Yes, it did. On 154, I think you showed some T-cell infiltration in the tumor microenvironment. For ovarian, you have alluded to the tumor is actually immune suppressed with the environment. Based on this data, are you interested in moving this molecule into other type of cold tumors to explore any other combinations?
Sure. Thanks, Ziquan Xu. Let me ask Lini Pandite to take that one.
Yeah. Z, we are certainly looking at what other tumor types we can evaluate with this molecule. It is an interesting finding in ovarian cancer. Just as you said, it's a tumor where there is less T cells, not as T cell rich. To be able to see this kind of gives us some hope that there may be an opportunity also in other tumors. That's certainly under evaluation.

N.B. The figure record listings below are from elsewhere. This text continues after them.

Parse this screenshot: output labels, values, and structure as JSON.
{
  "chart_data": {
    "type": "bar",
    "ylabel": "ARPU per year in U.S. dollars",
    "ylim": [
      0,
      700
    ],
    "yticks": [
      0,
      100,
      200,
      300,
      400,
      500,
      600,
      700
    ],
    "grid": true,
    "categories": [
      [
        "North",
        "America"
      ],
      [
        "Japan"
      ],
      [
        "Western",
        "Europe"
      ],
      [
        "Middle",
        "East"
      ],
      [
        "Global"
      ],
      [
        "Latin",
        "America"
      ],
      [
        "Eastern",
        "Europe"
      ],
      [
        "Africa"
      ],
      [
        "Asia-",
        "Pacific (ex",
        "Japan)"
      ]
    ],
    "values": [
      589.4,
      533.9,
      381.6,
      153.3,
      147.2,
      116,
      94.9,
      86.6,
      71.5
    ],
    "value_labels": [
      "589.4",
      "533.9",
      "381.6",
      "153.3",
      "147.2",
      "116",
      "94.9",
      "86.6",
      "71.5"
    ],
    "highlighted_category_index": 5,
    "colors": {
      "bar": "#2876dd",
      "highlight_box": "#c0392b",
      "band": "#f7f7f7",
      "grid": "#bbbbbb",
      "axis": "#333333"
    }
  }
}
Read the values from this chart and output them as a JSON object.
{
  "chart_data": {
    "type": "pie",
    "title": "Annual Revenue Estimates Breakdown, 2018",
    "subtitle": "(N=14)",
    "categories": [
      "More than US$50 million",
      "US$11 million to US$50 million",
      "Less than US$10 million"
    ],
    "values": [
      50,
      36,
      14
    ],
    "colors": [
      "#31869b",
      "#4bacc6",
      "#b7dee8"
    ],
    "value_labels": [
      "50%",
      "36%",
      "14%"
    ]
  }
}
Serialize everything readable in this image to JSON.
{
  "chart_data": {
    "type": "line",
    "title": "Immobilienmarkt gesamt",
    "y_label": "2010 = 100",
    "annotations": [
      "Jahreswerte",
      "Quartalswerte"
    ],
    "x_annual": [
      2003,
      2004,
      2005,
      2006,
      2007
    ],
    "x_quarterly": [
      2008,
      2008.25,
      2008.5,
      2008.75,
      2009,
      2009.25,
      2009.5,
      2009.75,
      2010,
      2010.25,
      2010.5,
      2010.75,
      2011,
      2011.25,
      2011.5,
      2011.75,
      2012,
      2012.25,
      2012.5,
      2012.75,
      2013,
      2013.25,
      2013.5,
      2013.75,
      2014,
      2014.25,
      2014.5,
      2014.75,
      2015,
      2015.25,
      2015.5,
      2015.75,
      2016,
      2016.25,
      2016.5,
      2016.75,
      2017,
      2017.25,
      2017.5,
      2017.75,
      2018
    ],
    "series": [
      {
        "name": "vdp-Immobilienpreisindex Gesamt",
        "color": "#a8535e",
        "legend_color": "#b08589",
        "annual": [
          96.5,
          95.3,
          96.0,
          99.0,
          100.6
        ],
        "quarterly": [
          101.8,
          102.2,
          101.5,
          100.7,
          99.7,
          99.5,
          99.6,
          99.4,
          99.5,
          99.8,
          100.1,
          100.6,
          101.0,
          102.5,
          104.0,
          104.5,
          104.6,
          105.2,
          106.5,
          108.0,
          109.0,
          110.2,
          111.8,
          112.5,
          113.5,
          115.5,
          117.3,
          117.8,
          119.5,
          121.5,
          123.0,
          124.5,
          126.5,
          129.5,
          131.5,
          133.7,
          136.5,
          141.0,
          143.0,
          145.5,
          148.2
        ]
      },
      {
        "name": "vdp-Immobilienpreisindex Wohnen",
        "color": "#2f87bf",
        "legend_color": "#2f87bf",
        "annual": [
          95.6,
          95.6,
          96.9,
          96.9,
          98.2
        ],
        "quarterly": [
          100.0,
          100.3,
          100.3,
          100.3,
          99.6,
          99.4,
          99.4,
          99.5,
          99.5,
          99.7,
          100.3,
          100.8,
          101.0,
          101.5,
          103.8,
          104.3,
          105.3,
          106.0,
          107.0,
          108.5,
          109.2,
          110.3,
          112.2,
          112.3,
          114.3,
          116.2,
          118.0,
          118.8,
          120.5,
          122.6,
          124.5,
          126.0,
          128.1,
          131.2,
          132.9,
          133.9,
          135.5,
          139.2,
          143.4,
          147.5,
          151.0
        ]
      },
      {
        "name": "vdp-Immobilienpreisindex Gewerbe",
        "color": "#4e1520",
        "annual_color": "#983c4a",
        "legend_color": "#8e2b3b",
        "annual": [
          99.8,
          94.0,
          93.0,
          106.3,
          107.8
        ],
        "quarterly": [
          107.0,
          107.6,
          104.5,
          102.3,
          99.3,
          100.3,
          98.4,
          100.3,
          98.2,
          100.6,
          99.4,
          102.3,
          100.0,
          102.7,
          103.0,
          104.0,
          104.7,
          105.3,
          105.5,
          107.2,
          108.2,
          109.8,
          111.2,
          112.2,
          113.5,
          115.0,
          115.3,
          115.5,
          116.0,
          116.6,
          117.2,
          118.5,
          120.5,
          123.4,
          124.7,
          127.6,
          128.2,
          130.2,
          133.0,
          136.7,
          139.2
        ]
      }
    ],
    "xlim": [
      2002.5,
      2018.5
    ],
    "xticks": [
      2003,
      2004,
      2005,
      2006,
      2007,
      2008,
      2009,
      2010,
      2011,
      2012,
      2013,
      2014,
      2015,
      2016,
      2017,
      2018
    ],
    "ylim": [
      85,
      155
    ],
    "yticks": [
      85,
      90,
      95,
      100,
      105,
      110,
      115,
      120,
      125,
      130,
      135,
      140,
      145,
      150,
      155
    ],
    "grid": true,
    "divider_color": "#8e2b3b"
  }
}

Got it. Thank you. Just a final question on the platform development. Now you have two molecules in the clinic with preliminary data, looking at CD40 and OX40. Have you seen any differences in terms of these class of TNF and receptor family receptors? You know, are there ones that work best with your ARC platform? Related to that, on the partner side of the molecule, you have evaluated PD-1, PD-L1 axis and then CD40 SIRPα, CD47 SIRPα. Any thoughts around that in terms of where are the other partners you are going to evaluate? Thanks.
Sure. Thanks, Z. Couple aspects to your question. First of all, with each checkpoint, not all TNF ligands pair well with any given checkpoint. We know that because when we select leads, we perform an exercise internally where we build many variants where we link different TNF ligands to the same checkpoint and compare their biology against one another. It's not always predictable which combinations will work well and mechanistically are synergistic with one another. That's something that we'll continue to do. You know, now that we're at a point where we believe we are activating TNF ligands in humans in a way where other compounds simply have not been able to achieve the same level of safety and activity, it is the right time to now explore some other TNF ligands.
Obviously, one that we've been talking a lot about is LIGHT. That's one that I think has very unique potential in the setting of TIGIT blockade. For years, people have been putting a lot of emphasis on 4-1BB. You know, even this year at SITC, there's a number of monoclonal antibodies and bispecific antibodies going after that target. That one is also high on our list to explore now that we're seeing the sort of human biology we're seeing.
Great. Thanks very much.
Thanks, Z. Okay. Well, I think that does us for questions, and we're at time. I wanna thank all of the folks who called into the call for your interest in Shattuck, and we look forward to engaging with all of you over the coming days and weeks. Take care.
Again, this concludes today's conference call. Thank you for participating. You may now disconnect. Have a wonderful day.